Так вот и появился «скит» — большая усадьба в дремучем лесу. Только двумя-тремя тайными тропами можно было достичь ее сквозь непролазные и коварные мари да лесные трущобы. Огражденная со всех сторон мощным бревенчатым забором от лесного зверья, она и для человека была порядочной крепостью. А внутри — большой дом с баней, конюшней, амбарами, погребами, со свинарником и коровником, с большим навесом для сушки трав, кореньев, ягод и плодов, огороды, кусты малины, смородины, множество разных цветов…
Пахом же предложил игуменье, чтобы она со своими монахинями добывала для него разную лесную, полевую да огородную разность, а он в своем скиту даст жизнь всяким снадобьям, кои затем можно было бы с превеликой пользой продавать хотя бы и в самой Москве…
В руках умной и хваткой игуменьи Ирины дело это пошло настолько успешно, что уже через два года она открыла три лавки в Москве, множество подобных же точек чуть ли не по всей Руси, а поскольку торговали там от имени ее монастыря настоящие монахини, товар обычно сбывался без задержки, деньги текли веселым и звонким весенним ручейком. Теперь только самые сложные, мудреные, заговоренные и освященные прелатами церкви лекарства и снадобья, мази и наливки, настойки и примочки делал сам Пахом и они за немалые деньги попадали в палаты сильных мира сего, даже самого царя всерусского! Все же остальное делали теперь монахини игуменьи Ирины, а то и просто крестьяне, осевшие на землях ее монастыря…
Глава VIII
Всей деревни — десЯток дворов. Одной бородой вединственную улицу дочиста выметешь…
Под конец дня, когда хлесткая метель заметно приутихла, выбившиеся из сил лошади остановились у плетеных ворот крайнего двора.
Псы всей деревни взвыли в одночасье, готовые в клочья разорвать не-
прошеных гостей.
— Эй, кого Господь в подарок нам несет? — послышался скрипучий голос с подворья. — А то ведь у нас тут о гостях ни слуху ни духу, ни вестей ни костей…
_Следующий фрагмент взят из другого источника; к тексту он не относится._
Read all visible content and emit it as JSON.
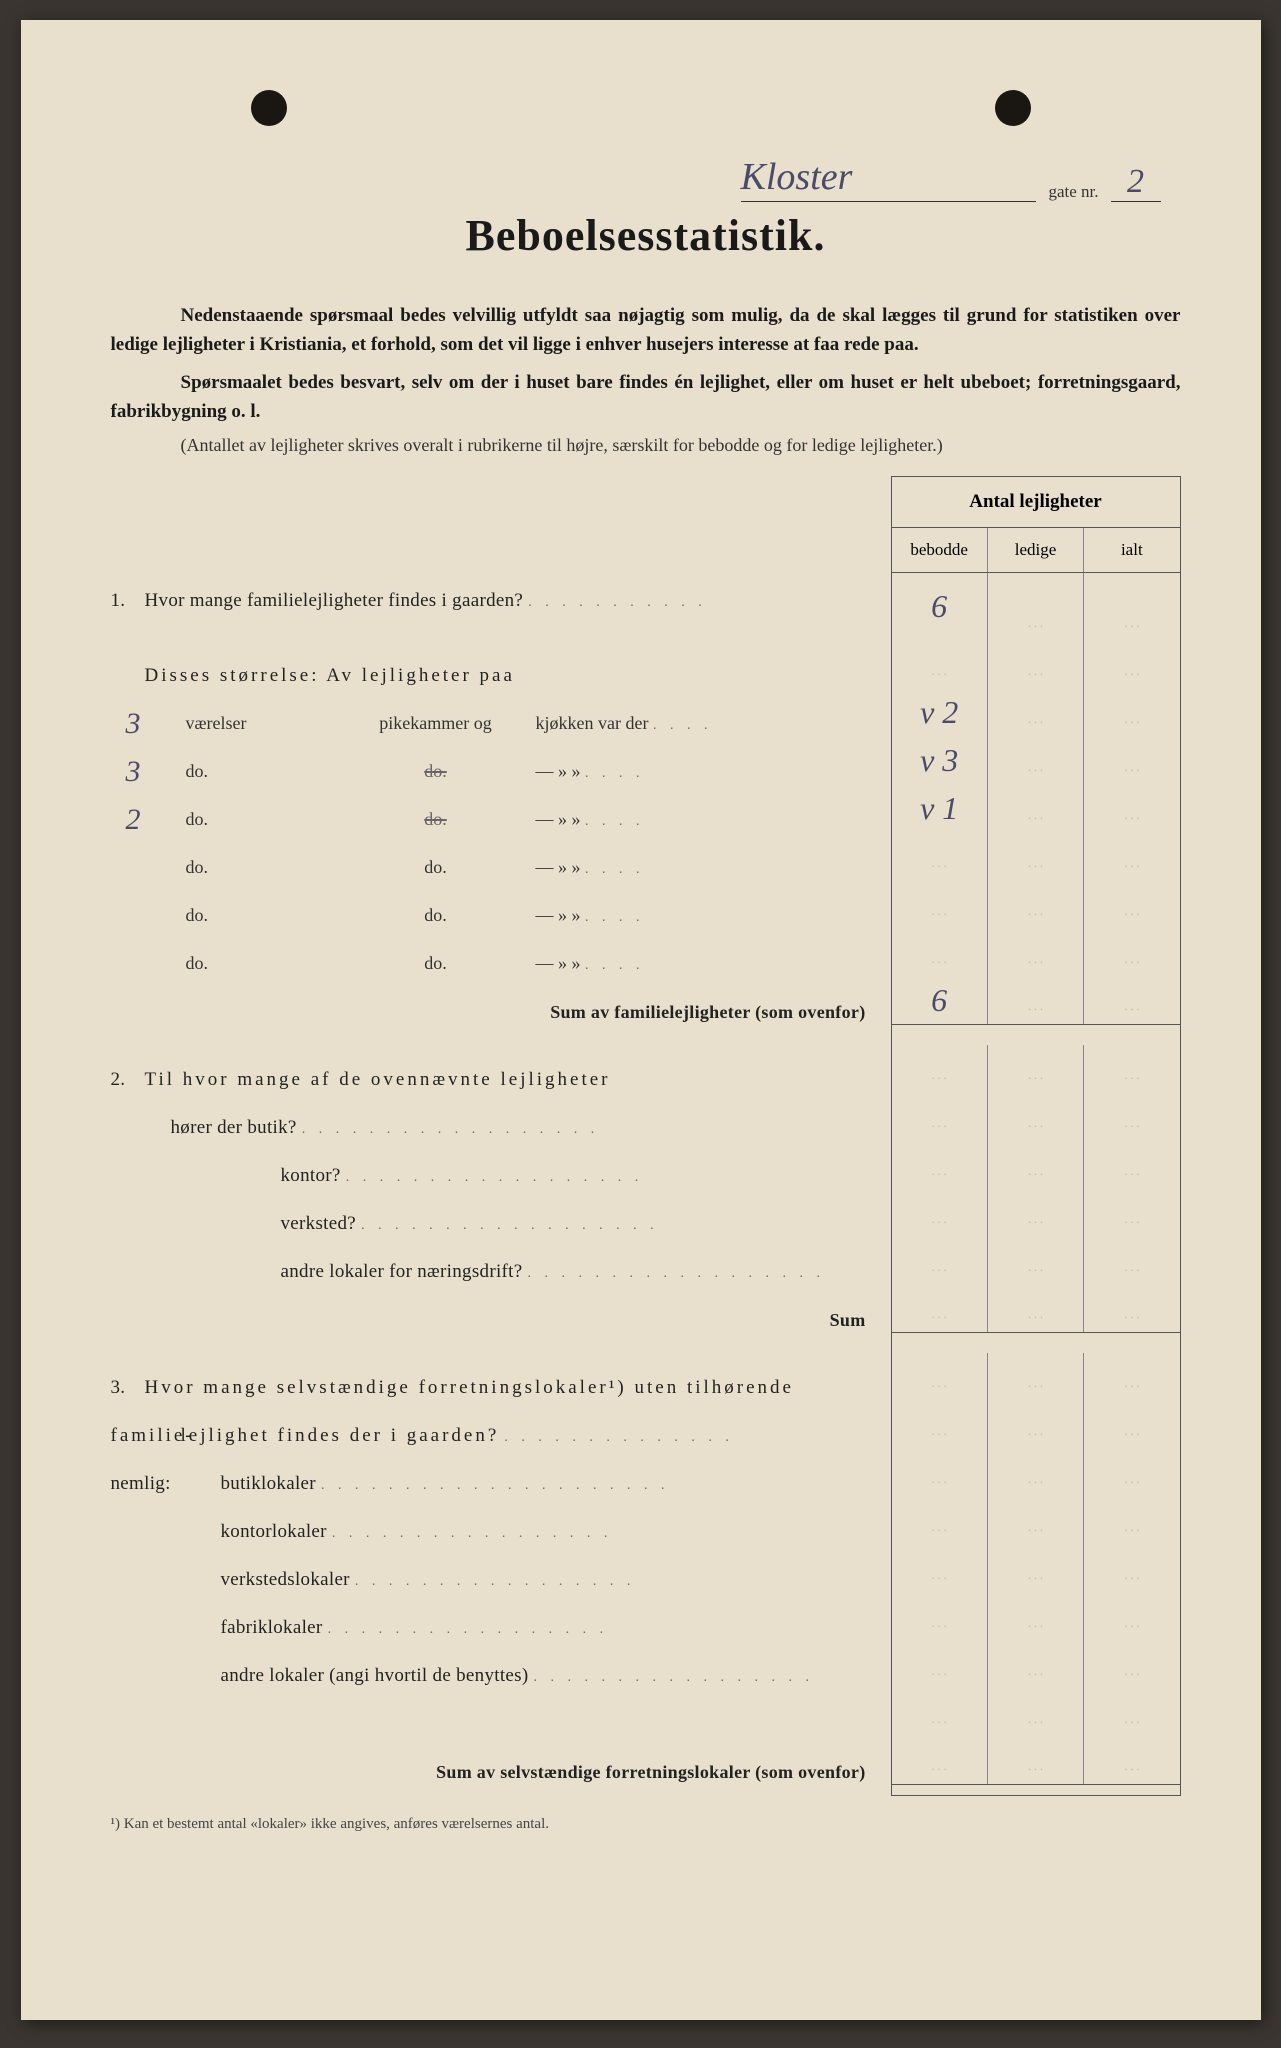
{
  "background_color": "#e8e0cc",
  "text_color": "#1a1a1a",
  "handwriting_color": "#4a4a6a",
  "header": {
    "street_name": "Kloster",
    "gate_label": "gate nr.",
    "gate_nr": "2"
  },
  "title": "Beboelsesstatistik.",
  "intro": {
    "p1": "Nedenstaaende spørsmaal bedes velvillig utfyldt saa nøjagtig som mulig, da de skal lægges til grund for statistiken over ledige lejligheter i Kristiania, et forhold, som det vil ligge i enhver husejers interesse at faa rede paa.",
    "p2": "Spørsmaalet bedes besvart, selv om der i huset bare findes én lejlighet, eller om huset er helt ubeboet; forretningsgaard, fabrikbygning o. l.",
    "p3": "(Antallet av lejligheter skrives overalt i rubrikerne til højre, særskilt for bebodde og for ledige lejligheter.)"
  },
  "table": {
    "header": "Antal lejligheter",
    "cols": [
      "bebodde",
      "ledige",
      "ialt"
    ]
  },
  "q1": {
    "text": "Hvor mange familielejligheter findes i gaarden?",
    "value": "6",
    "size_label": "Disses størrelse:   Av lejligheter paa",
    "rows": [
      {
        "rooms": "3",
        "col2": "værelser",
        "col3": "pikekammer og",
        "col4": "kjøkken var der",
        "bebodde": "2"
      },
      {
        "rooms": "3",
        "col2": "do.",
        "col3_strike": true,
        "col4": "—     »     »",
        "bebodde": "3"
      },
      {
        "rooms": "2",
        "col2": "do.",
        "col3_strike": true,
        "col4": "—     »     »",
        "bebodde": "1"
      },
      {
        "rooms": "",
        "col2": "do.",
        "col3": "do.",
        "col4": "—     »     »",
        "bebodde": ""
      },
      {
        "rooms": "",
        "col2": "do.",
        "col3": "do.",
        "col4": "—     »     »",
        "bebodde": ""
      },
      {
        "rooms": "",
        "col2": "do.",
        "col3": "do.",
        "col4": "—     »     »",
        "bebodde": ""
      }
    ],
    "sum_label": "Sum av familielejligheter (som ovenfor)",
    "sum_value": "6"
  },
  "q2": {
    "text": "Til hvor mange af de ovennævnte lejligheter",
    "items": [
      "hører der butik?",
      "kontor?",
      "verksted?",
      "andre lokaler for næringsdrift?"
    ],
    "sum_label": "Sum"
  },
  "q3": {
    "text_a": "Hvor mange selvstændige forretningslokaler¹) uten tilhørende familie-",
    "text_b": "lejlighet findes der i gaarden?",
    "nemlig": "nemlig:",
    "items": [
      "butiklokaler",
      "kontorlokaler",
      "verkstedslokaler",
      "fabriklokaler",
      "andre lokaler (angi hvortil de benyttes)"
    ],
    "sum_label": "Sum av selvstændige forretningslokaler (som ovenfor)"
  },
  "footnote": "¹)  Kan et bestemt antal «lokaler» ikke angives, anføres værelsernes antal."
}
— Князь-боярин со людишками своими! Отворяй, смерд, да расстелись прахом!
— Ох… свят, свят…
Дом был стар и невелик. В единственной комнате основное место занимала большая печь с просторной лежанкой, откуда на столь внезапных гостей со страхом и любопытством смотрели пять-шесть, а может, и больше пар детских и не только детских глаз…
— Чьи ж вы будете, смерды? — резко спросил у порога княжич Алексей, сын вологодского наместника боярина князя Бориса Агафоновича, брезгливо морщась от крутого смрада, царившего в доме.
— Свои мы… — с низким поклоном ответил хозяин, сухой и высокий человек с густой русой бородой, в растоптанных лаптях и в длинной домотканой рубахе.
— Это как же так?
— Ничьи мы. Свои, сталбыть. От Бога. Общиною управляемся…
— Ну-ну… Бог в помощь… На ночь примешь большого боярина и меня, сына его!
— Так ить все хоромы мои тута, княже… Самим не повернуться лишний раз…
— Ладно, не скули да не язви ухо мое своим голосом. Чад своих да домочадцев гони с печи да с дома на ночь единую!
— Это куда же нам всем деться-то на ночь морозную глядючи? Ты уж, княже, гостем у меня будь, но не гонителем. Мы тут к законам эдаким не приучены…
— Приучим, сталбыть! Да еще и людишек наших приветь по чести, лошадям корм задай, а собак укроти, чтоб спать не мешали! Накорми, напои гостей знатных. Чай, не каждый день в конуру твою вонючую князья жалуют… Так-то вот… Да шевелись — не мертвый покуда!
Поддерживаемый под локотки, в узкую и низкую дверь едва протиснулся князь Борис.
Хозяин упал ему в ноги.
— Фи-и-и… — сморщился от отвращения князь. — Вонишша… мерзость… Боярские али дворянские людишки-то?
— Ничьи, — криво усмехнулся Алексей, — вольные, сталбыть. Ну, твори, что велено, хозяин, неча бородою тараканов по полу гонять! Ну!
По знаку хозяина с печной лежанки ссыпались, точно горох, все ее обитатели и в одном исподнем исчезли в сенях.
— Ну, хозяин, что есть в печи — все на стол мечи! — приказал Алексей. — А хозяйка-то есть ли у тебя?
— Как не быть… Только на сносях она у меня, в баньке родить приладилась. От убожества своего щец горячий на стол ставлю, на зайчатине варенный…
Оголодавшие и назябшиеся в дороге князья быстро управились с горшком щей и с твердым заячьим мясом.